The Credit Agreement provides for an unsecured $750,000,000 five-year revolving credit facility (the “Facility”) to the Company for general corporate purposes. The Facility has a sublimit of $100,000,000 available for issuances of letters of credit. Under the Credit Agreement, the Company may request increases in the amount of the Facility up to a maximum amount of $1,000,000,000. Subject to certain conditions stated in the Credit Agreement, the Company may borrow, prepay and reborrow amounts under the Facility during the term of the Credit Agreement. All amounts under the Credit Agreement are due on December 12, 2024, unless the commitments are terminated earlier either at the request of the Company or, if an event of default occurs, by the administrative agent at the request or with the consent of the lenders (or automatically in the case of certain bankruptcy-related events). The Company may request that the commitments be extended under certain circumstances as set forth in the Credit Agreement for up to two additional one-year periods. Additionally, interest on borrowings is based on either (a) a Eurodollar Rate formula or (b) the Base Rate formula, each as set forth in the Credit Agreement.

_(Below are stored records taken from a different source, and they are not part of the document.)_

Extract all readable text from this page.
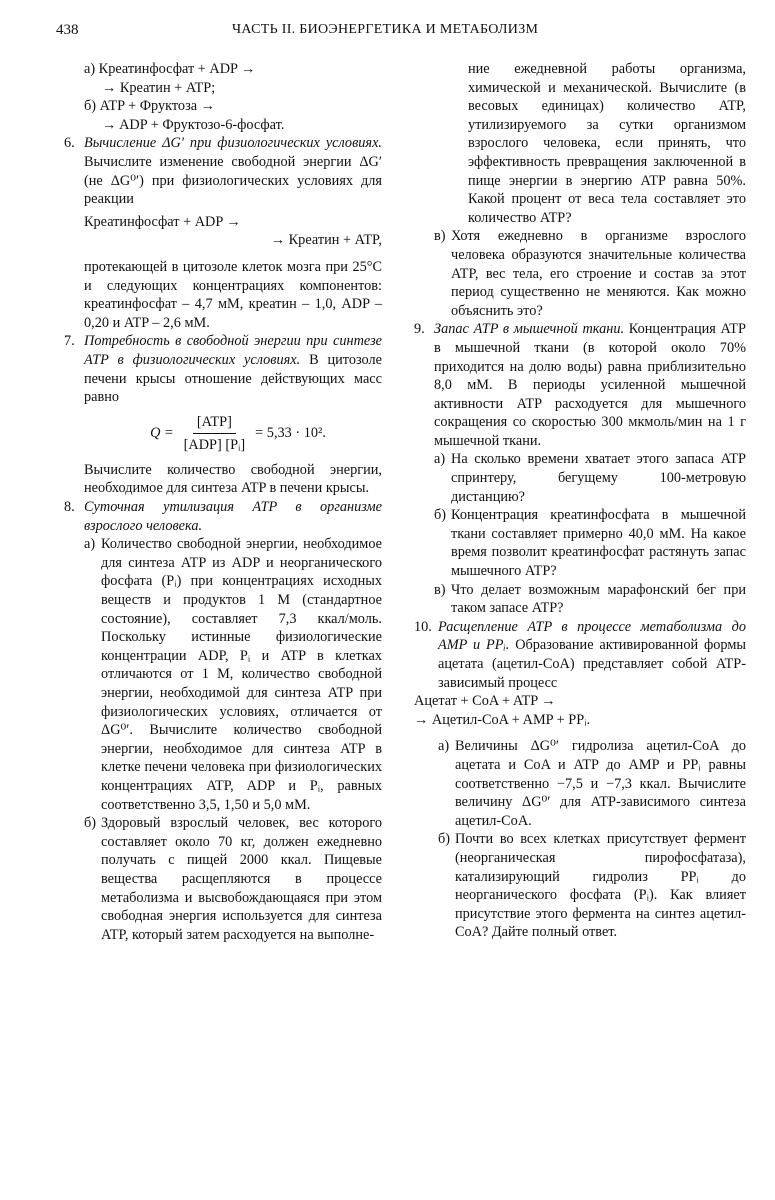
438	ЧАСТЬ II. БИОЭНЕРГЕТИКА И МЕТАБОЛИЗМ

а) Креатинфосфат + ADP →

→ Креатин + ATP;

б) ATP + Фруктоза →

→ ADP + Фруктозо-6-фосфат.

6. Вычисление ΔG′ при физиологических условиях. Вычислите изменение свободной энергии ΔG′ (не ΔG⁰′) при физиологических условиях для реакции

Креатинфосфат + ADP →

→ Креатин + ATP,

протекающей в цитозоле клеток мозга при 25°C и следующих концентрациях компонентов: креатинфосфат – 4,7 мМ, креатин – 1,0, ADP – 0,20 и ATP – 2,6 мМ.

7. Потребность в свободной энергии при синтезе ATP в физиологических условиях. В цитозоле печени крысы отношение действующих масс равно
$Q = \frac{\text{[ATP]}}{\text{[ADP] [Pᵢ]}} = 5,33 \cdot 10^2$.

Вычислите количество свободной энергии, необходимое для синтеза ATP в печени крысы.

8. Суточная утилизация ATP в организме взрослого человека.
а) Количество свободной энергии, необходимое для синтеза ATP из ADP и неорганического фосфата (Pᵢ) при концентрациях исходных веществ и продуктов 1 M (стандартное состояние), составляет 7,3 ккал/моль. Поскольку истинные физиологические концентрации ADP, Pᵢ и ATP в клетках отличаются от 1 M, количество свободной энергии, необходимой для синтеза ATP при физиологических условиях, отличается от ΔG⁰′. Вычислите количество свободной энергии, необходимое для синтеза ATP в клетке печени человека при физиологических концентрациях ATP, ADP и Pᵢ, равных соответственно 3,5, 1,50 и 5,0 мМ.
б) Здоровый взрослый человек, вес которого составляет около 70 кг, должен ежедневно получать с пищей 2000 ккал. Пищевые вещества расщепляются в процессе метаболизма и высвобождающаяся при этом свободная энергия используется для синтеза ATP, который затем расходуется на выполне-

ние ежедневной работы организма, химической и механической. Вычислите (в весовых единицах) количество ATP, утилизируемого за сутки организмом взрослого человека, если принять, что эффективность превращения заключенной в пище энергии в энергию ATP равна 50%. Какой процент от веса тела составляет это количество ATP?

в) Хотя ежедневно в организме взрослого человека образуются значительные количества ATP, вес тела, его строение и состав за этот период существенно не меняются. Как можно объяснить это?
9. Запас ATP в мышечной ткани. Концентрация ATP в мышечной ткани (в которой около 70% приходится на долю воды) равна приблизительно 8,0 мМ. В периоды усиленной мышечной активности ATP расходуется для мышечного сокращения со скоростью 300 мкмоль/мин на 1 г мышечной ткани.
а) На сколько времени хватает этого запаса ATP спринтеру, бегущему 100-метровую дистанцию?
б) Концентрация креатинфосфата в мышечной ткани составляет примерно 40,0 мМ. На какое время позволит креатинфосфат растянуть запас мышечного ATP?
в) Что делает возможным марафонский бег при таком запасе ATP?
10. Расщепление ATP в процессе метаболизма до AMP и PPᵢ. Образование активированной формы ацетата (ацетил-CoA) представляет собой ATP-зависимый процесс

Ацетат + CoA + ATP →

→ Ацетил-CoA + AMP + PPᵢ.

а) Величины ΔG⁰′ гидролиза ацетил-CoA до ацетата и CoA и ATP до AMP и PPᵢ равны соответственно −7,5 и −7,3 ккал. Вычислите величину ΔG⁰′ для ATP-зависимого синтеза ацетил-CoA.
б) Почти во всех клетках присутствует фермент (неорганическая пирофосфатаза), катализирующий гидролиз PPᵢ до неорганического фосфата (Pᵢ). Как влияет присутствие этого фермента на синтез ацетил-CoA? Дайте полный ответ.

The Credit Agreement contains certain customary affirmative and negative covenants and events of default with customary exceptions, including limitations on the ability of the Company and the Company’s subsidiaries to engage in transactions with affiliates, incur liens, merge into or consolidate with any other entity, incur subsidiary debt or dispose of all or substantially all of its assets or all or substantially all of the stock of all subsidiaries taken as a whole. In addition, the Credit Agreement requires the Company to maintain an adjusted operating income net leverage ratio of not more than 3.0 to 1.0, subject to certain adjustments following a material acquisition, and a net interest coverage ratio of not less than 3.0 to 1.0. If any of the events of default occur and are not cured within applicable grace periods or waived, any unpaid amounts under the Credit Agreement may be declared immediately due and payable.
At this time, the Company has not borrowed any funds under the Credit Agreement.
JPMorgan Chase Bank, N.A., BofA Securities, Inc., Citibank, N.A. and Bank of China, New York Branch acted as joint lead arrangers and joint bookrunners in respect of the Credit Agreement, Goldman Sachs Bank USA, HSBC Securities (USA) Inc., Morgan Stanley Senior Funding, Inc., MUFG Bank, LTD. and Deutsche Bank Securities Inc. acted as joint lead arrangers in respect of the Credit Agreement, BofA Securities, Inc., Citibank, N.A. and Bank of China, New York Branch are syndication agents under the Credit Agreement, JPMorgan Chase Bank, N.A. is administrative agent under the Credit Agreement and the lenders include JPMorgan Chase Bank, N.A., Bank of America, N.A., Citibank, N.A., Bank of China, New York Branch, Goldman Sachs Bank USA, HSBC Bank USA, National Association, Deutsche Bank AG, New York Branch, Australia and New Zealand Banking Group Limited, Commonwealth Bank of Australia, Westpac Banking Corporation, National Australia Bank Limited, Morgan Stanley Bank, N.A. and MUFG Bank, LTD.
In the ordinary course of their respective businesses, one or more of the lenders, or their affiliates, have or may have various relationships with the Company and the Company’s subsidiaries involving the provision of a variety of financial services, including cash management, commercial banking, investment banking, advisory or other financial services, for which they received, or will receive, customary fees and expenses. In addition, the Company and the Company’s subsidiaries may have entered into or may enter into in the future certain engagements with one or more lenders or their affiliates relating to specific endeavors.
The foregoing description of the Credit Agreement does not purport to be complete and is qualified in its entirety by reference to the full text of the Credit Agreement, which is filed as Exhibit 10.1 hereto and incorporated herein by reference.